Yes, I am very chicken with this - which is unusual because I'm not chicken with anything else. I'm used to being chased, not the other way round, I have never done this before in my life - unless I've been 100% the feeling's mutual - and I have this extreme fear of rejection. I'm quite a proud person so it will be devastating for me to come off looking like a desperado or something of that ilk. So what shall I do to make it clear I'm interested but not coming across like I am???? I've sent a few emails asking questions about work and dropping the odd line here or there about work-related stuff but it doesn't really get recipricated. Am I being paranoid or is this a surefire sign that he's not interested one bit?

Posted

I would say to try to forget about this. He will make a move if he is interested, despite everything you have written.

Posted (edited)
Yes, I am very chicken with this - which is unusual because I'm not chicken with anything else. I'm used to being chased, not the other way round, I have never done this before in my life - unless I've been 100% the feeling's mutual - and I have this extreme fear of rejection. I'm quite a proud person so it will be devastating for me to come off looking like a desperado or something of that ilk. So what shall I do to make it clear I'm interested but not coming across like I am???? I've sent a few emails asking questions about work and dropping the odd line here or there about work-related stuff but it doesn't really get recipricated. Am I being paranoid or is this a surefire sign that he's not interested one bit?

 

Maybe you didnt read my entire post.

 

You have to put your pride aside, and stop worrying about how you will "look".

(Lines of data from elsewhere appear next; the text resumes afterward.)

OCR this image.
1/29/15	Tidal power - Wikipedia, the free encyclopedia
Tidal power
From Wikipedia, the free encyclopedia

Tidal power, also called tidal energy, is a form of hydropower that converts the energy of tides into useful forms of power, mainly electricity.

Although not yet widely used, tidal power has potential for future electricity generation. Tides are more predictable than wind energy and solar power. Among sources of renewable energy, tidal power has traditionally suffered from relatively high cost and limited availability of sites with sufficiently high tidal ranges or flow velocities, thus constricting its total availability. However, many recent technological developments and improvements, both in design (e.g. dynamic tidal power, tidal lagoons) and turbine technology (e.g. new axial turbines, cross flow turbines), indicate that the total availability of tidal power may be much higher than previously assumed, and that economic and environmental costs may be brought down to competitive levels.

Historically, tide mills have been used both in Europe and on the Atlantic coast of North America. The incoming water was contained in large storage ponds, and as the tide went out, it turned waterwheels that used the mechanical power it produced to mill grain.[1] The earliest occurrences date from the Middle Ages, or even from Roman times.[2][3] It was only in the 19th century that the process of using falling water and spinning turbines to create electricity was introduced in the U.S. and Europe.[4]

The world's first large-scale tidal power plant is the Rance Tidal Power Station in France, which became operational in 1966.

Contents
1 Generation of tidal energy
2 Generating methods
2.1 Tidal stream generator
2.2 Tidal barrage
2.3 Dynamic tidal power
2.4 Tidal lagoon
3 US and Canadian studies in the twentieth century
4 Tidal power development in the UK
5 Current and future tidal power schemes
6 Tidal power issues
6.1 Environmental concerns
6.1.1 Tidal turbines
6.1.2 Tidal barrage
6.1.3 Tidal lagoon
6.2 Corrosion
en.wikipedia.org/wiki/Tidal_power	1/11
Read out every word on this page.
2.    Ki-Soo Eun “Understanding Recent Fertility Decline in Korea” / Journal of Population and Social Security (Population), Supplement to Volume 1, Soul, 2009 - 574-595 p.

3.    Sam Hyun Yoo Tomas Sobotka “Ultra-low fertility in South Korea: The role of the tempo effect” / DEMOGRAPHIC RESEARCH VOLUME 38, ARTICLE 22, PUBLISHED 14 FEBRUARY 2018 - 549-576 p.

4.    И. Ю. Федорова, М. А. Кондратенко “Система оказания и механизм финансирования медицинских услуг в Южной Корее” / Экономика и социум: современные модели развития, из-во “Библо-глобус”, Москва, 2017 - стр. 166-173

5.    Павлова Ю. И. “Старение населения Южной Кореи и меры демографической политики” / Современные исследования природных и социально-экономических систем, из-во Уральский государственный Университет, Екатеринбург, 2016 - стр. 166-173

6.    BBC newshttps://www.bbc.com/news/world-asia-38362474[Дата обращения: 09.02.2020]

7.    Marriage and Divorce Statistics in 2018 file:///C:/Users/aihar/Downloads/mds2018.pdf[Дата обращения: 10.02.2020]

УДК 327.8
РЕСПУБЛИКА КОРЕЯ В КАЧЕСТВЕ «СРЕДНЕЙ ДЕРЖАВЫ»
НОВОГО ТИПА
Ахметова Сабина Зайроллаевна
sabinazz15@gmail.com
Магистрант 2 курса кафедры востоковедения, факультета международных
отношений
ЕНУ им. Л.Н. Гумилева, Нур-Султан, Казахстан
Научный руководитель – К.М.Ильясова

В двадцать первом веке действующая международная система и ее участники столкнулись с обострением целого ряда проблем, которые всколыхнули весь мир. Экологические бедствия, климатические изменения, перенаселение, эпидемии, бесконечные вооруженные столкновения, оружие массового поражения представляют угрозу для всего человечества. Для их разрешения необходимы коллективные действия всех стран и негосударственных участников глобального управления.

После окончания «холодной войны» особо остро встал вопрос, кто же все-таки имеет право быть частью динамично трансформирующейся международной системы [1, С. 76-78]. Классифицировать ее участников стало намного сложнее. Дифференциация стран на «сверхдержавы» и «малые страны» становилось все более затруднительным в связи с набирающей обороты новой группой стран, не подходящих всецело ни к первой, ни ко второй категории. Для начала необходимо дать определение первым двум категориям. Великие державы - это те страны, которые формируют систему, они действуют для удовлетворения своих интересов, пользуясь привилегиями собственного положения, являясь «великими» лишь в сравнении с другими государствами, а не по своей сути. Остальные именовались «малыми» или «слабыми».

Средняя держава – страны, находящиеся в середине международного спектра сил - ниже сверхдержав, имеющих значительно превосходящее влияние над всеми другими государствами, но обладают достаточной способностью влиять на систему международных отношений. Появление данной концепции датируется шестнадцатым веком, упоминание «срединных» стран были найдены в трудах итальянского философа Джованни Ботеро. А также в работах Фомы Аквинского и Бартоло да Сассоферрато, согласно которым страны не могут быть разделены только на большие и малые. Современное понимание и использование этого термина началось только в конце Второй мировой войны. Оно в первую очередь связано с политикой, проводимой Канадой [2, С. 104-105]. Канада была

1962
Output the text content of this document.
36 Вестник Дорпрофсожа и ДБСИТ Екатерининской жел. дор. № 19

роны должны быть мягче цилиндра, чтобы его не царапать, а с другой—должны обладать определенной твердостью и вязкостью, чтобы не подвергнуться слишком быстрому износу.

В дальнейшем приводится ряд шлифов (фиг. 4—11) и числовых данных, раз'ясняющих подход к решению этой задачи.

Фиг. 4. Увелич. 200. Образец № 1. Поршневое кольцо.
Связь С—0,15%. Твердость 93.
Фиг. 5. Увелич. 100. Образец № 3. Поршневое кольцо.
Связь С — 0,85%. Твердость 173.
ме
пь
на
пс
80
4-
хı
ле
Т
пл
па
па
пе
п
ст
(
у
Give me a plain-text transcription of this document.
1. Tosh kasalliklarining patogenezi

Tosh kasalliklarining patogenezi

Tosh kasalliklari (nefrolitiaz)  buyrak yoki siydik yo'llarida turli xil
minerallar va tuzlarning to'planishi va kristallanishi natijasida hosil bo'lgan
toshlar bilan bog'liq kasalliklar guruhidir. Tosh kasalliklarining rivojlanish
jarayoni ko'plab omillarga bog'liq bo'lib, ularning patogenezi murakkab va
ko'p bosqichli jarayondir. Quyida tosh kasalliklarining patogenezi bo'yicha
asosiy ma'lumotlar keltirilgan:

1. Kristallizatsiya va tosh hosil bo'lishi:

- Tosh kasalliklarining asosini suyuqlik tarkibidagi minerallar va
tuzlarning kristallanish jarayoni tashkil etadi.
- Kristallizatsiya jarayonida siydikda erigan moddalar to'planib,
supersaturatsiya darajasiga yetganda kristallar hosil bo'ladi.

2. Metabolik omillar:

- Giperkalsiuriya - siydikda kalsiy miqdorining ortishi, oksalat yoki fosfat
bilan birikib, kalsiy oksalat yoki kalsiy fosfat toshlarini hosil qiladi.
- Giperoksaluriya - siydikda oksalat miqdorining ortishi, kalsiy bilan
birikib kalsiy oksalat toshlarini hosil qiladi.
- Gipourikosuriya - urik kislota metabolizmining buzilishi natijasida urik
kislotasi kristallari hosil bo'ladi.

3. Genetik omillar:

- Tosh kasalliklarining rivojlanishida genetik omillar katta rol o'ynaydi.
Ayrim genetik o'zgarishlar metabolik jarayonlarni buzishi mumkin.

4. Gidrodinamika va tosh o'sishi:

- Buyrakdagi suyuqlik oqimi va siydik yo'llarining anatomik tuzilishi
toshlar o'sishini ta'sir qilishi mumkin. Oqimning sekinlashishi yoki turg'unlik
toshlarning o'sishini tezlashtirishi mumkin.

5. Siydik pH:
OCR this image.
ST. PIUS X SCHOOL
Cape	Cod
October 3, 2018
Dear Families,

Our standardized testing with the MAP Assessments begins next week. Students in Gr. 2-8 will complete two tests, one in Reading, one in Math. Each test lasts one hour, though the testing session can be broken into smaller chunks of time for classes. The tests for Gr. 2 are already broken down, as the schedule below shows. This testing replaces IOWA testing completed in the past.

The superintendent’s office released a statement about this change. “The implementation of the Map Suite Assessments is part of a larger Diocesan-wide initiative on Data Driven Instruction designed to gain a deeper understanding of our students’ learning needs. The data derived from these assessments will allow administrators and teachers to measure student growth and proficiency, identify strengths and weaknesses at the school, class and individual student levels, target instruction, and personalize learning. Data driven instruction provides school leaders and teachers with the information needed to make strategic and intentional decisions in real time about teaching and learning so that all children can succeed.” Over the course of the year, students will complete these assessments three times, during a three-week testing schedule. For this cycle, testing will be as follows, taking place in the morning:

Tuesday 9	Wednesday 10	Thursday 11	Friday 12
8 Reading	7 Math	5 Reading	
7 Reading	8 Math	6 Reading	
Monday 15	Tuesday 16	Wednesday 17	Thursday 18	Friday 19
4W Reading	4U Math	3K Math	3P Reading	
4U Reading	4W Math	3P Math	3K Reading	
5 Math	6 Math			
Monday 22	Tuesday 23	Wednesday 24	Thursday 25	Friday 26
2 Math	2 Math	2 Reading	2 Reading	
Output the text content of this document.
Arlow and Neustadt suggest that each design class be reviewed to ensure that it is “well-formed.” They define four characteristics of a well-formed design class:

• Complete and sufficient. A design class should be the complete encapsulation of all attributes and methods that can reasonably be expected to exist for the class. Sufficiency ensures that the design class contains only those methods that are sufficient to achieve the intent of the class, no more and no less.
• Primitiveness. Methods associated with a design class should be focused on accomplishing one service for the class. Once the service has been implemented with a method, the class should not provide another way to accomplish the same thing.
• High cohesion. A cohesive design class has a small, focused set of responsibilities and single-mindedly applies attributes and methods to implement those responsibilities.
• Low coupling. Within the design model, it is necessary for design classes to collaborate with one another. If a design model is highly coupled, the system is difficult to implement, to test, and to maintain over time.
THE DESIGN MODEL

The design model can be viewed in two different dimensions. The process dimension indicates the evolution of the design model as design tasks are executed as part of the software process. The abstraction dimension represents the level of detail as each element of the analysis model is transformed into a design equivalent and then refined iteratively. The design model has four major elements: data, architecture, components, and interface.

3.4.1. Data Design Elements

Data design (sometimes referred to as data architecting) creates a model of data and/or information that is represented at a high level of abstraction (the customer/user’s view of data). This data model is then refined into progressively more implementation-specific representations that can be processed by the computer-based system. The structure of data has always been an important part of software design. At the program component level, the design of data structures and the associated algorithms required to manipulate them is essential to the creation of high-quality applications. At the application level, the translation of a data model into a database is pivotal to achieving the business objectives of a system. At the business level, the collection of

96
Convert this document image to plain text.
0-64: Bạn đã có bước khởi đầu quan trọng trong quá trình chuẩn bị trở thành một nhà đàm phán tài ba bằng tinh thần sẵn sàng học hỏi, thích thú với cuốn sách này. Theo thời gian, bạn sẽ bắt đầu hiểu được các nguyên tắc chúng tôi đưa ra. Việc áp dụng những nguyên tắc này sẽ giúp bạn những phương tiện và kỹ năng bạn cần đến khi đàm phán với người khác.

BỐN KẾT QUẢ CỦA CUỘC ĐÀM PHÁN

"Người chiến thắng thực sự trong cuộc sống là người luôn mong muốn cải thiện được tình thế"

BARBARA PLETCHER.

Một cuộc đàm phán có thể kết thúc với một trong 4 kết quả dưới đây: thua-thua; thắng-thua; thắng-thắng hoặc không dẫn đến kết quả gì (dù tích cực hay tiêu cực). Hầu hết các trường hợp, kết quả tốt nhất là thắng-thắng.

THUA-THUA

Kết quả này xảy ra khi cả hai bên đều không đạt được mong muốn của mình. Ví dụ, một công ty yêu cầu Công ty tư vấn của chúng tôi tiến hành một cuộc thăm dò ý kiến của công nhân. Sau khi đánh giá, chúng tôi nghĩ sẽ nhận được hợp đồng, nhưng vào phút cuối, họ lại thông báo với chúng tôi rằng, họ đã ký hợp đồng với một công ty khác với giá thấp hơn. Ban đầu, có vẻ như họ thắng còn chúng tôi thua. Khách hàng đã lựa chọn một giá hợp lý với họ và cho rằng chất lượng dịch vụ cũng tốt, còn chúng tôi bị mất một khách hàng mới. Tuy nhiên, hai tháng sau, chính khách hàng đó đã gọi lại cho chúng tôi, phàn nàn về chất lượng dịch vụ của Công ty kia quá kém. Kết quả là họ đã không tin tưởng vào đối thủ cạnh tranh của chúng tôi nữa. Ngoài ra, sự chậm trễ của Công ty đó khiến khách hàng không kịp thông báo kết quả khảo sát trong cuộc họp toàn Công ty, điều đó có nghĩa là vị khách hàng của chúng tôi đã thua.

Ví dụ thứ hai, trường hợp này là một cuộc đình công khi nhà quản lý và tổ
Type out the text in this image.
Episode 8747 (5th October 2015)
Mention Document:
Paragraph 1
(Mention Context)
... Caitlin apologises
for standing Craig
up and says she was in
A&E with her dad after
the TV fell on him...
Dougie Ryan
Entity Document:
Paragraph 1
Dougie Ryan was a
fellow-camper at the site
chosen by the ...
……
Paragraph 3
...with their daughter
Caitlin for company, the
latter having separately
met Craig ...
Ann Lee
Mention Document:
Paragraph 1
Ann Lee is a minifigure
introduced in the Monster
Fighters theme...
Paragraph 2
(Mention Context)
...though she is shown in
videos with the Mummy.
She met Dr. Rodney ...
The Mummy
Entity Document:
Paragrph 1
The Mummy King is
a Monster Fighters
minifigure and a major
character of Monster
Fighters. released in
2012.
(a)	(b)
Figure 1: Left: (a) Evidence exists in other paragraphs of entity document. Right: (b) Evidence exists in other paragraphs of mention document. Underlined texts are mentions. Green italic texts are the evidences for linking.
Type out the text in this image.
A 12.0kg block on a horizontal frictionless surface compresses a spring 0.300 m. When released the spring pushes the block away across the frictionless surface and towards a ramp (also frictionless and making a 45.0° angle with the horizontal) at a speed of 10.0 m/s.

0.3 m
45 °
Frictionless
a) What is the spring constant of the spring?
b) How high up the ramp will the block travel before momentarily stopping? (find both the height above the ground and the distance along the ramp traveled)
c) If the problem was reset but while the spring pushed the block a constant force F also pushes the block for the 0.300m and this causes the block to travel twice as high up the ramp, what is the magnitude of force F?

Your guy has to be uber careful about hitting on women at work. he can get reported if he says the wrong thing. So he cannot hit on you. So its up to you to make it more obvious that youre interested in him so he can know youre safe to flirt with. So go to him and say, "hey wanna get some coffee?" If he says anything but yes, then you can take that as a no. The only way you will find out is if you take a chance. I know you want to go with subtle hints that will encourage him to take over, and take away chance of rejection off of you, but you dont have that option in this case.

Edited by Eddie Edirol
Posted

I also would be very careful trying to date a woman at work. You didn't elaborate, but you said that he was in trouble at work for health related reasons. This guy doesn't want to take a chance on being a problem for any other reason.

 

You also shouldn't expect to make this connection via email. I wouldn't put any sort of personal overture into a company email, even if I was sure there was mutual interest. It's just too dangerous to go there.

 

Ask him if he would like to go to lunch. You could even couch in discussing that work related thing you've been emailing him about. You are going to have to give him a little more to go on to make yourself seem approachable at work than you would in another environment.